Run a baseline throughput test to understand your bottleneck:

```bash
# Submit 100 minimal workflows, measure submit rate
time for i in $(seq 1 100); do
  curl -s -X POST http://localhost:3000/api/workflows/basicEcho/invoke \
    -H "Authorization: Bearer $TOKEN" \
    -H 'Content-Type: application/json' \
    -d '{"data":{"message":"test","sleepSeconds":0}}' > /dev/null
done
```

Then check where Postgres is spending time:

```sql
-- Check for write pressure (high buffers_checkpoint = WAL bottleneck)
SELECT * FROM pg_stat_bgwriter;

-- Check for connection saturation
SELECT count(*) as active, max_conn
FROM pg_stat_activity, (SELECT setting::int as max_conn FROM pg_settings WHERE name = 'max_connections') mc
WHERE state = 'active'
GROUP BY max_conn;

-- Check table bloat after burst writes
SELECT relname, n_live_tup, n_dead_tup,
       round(100.0 * n_dead_tup / nullif(n_live_tup + n_dead_tup, 0), 1) as dead_pct
FROM pg_stat_user_tables
WHERE n_live_tup > 1000
ORDER BY n_dead_tup DESC LIMIT 10;
```

### Recommended Settings

| Parameter | Default | Recommended | Why |
|-----------|---------|-------------|-----|
| `shared_buffers` | 128MB | 25% of RAM (256MB–1GB) | Cache hot pages — `jobs_attributes` partitions are read/written constantly |
| `work_mem` | 4MB | 16MB | Workflow queries join across partitions; larger sort memory avoids disk spills |
| `maintenance_work_mem` | 64MB | 128MB–256MB | Speeds VACUUM on large `jobs_attributes` tables after burst writes |
| `wal_buffers` | -1 (auto) | 16MB | Write-heavy workloads saturate the default 8MB WAL buffer |
| `max_wal_size` | 1GB | 1GB–2GB | Prevents excessive checkpointing during sustained write bursts |
| `checkpoint_completion_target` | 0.9 | 0.9 | Spread checkpoint I/O over time — already optimal |
| `effective_cache_size` | 4GB | 50–75% of RAM | Query planner hint — tells Postgres how much OS cache to expect |
| `synchronous_commit` | on | off (dev/staging) | Trades durability for 2–5x write throughput. WAL is still written; only fsync is deferred. Acceptable for dev and staging. **Keep `on` in production** unless you understand the trade-off. |
| `max_connections` | 100 | 200 | HotMesh uses connection-per-worker; concurrent workflows can exhaust 100 connections |

### Docker Compose Configuration

```yaml
postgres:
  image: postgres:16
  command:
    - postgres
    - -c
    - shared_buffers=256MB
    - -c
    - work_mem=16MB
    - -c
    - maintenance_work_mem=128MB
    - -c
    - wal_buffers=16MB
    - -c
    - max_wal_size=1GB
    - -c
    - checkpoint_completion_target=0.9
    - -c
    - effective_cache_size=512MB
    - -c
    - synchronous_commit=off
    - -c
    - max_connections=200
  shm_size: 512m    # Required: shared_buffers > 128MB needs larger /dev/shm
```

The `shm_size` setting is critical — Docker defaults to 64MB for `/dev/shm`, but `shared_buffers=256MB` requires at least that much shared memory. Without it, Postgres will fail to start or silently fall back to smaller buffers.

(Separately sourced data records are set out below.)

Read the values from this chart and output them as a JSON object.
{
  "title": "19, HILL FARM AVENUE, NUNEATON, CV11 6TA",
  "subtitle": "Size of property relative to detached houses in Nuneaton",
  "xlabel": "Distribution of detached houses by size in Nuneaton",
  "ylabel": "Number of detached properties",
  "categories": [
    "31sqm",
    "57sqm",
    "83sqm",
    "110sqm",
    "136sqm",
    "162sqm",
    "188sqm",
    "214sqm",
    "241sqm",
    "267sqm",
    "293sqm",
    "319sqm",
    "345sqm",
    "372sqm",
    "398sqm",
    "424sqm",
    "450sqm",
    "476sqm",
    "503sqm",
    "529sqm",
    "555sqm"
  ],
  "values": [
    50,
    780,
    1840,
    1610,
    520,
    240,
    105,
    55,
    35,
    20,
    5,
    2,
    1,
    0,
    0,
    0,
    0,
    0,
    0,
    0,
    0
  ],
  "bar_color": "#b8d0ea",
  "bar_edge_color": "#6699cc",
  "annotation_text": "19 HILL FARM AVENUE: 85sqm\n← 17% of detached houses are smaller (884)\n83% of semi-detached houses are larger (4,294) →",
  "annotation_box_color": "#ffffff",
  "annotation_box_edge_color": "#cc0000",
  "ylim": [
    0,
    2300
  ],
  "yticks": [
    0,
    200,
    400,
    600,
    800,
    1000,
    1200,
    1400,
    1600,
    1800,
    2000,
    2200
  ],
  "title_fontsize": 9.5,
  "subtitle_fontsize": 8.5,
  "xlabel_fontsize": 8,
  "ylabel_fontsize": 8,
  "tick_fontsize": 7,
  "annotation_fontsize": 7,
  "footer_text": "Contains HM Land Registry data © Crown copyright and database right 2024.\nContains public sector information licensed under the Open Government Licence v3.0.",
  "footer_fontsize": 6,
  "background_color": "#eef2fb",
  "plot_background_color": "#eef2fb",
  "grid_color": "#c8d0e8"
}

### Production (RDS / Cloud SQL)

For managed databases, apply the same parameters through parameter groups:

**AWS RDS:**
```
# Custom parameter group
shared_buffers = {DBInstanceClassMemory/4}
work_mem = 16384          # 16MB in KB
maintenance_work_mem = 262144
wal_buffers = 16384
max_wal_size = 2048       # 2GB in MB
synchronous_commit = on   # Keep on for production
max_connections = 200
```

**GCP Cloud SQL:**
```
# Database flags
shared_buffers: 25% of instance RAM (auto-tuned by Cloud SQL)
work_mem: 16MB
maintenance_work_mem: 256MB
max_wal_size: 2GB
synchronous_commit: on
max_connections: 200
```

### Maintenance

After burst workloads, dead tuples accumulate in `jobs_attributes`. Autovacuum handles this, but for large bursts (10K+ workflows), consider:

```sql
-- Manual VACUUM after a load test or batch run
VACUUM ANALYZE durable.jobs_attributes;
VACUUM ANALYZE durable.engine_streams;
```

Long Tail includes a built-in maintenance cron that prunes completed workflow data. Configure it via the dashboard or API to keep table sizes manageable.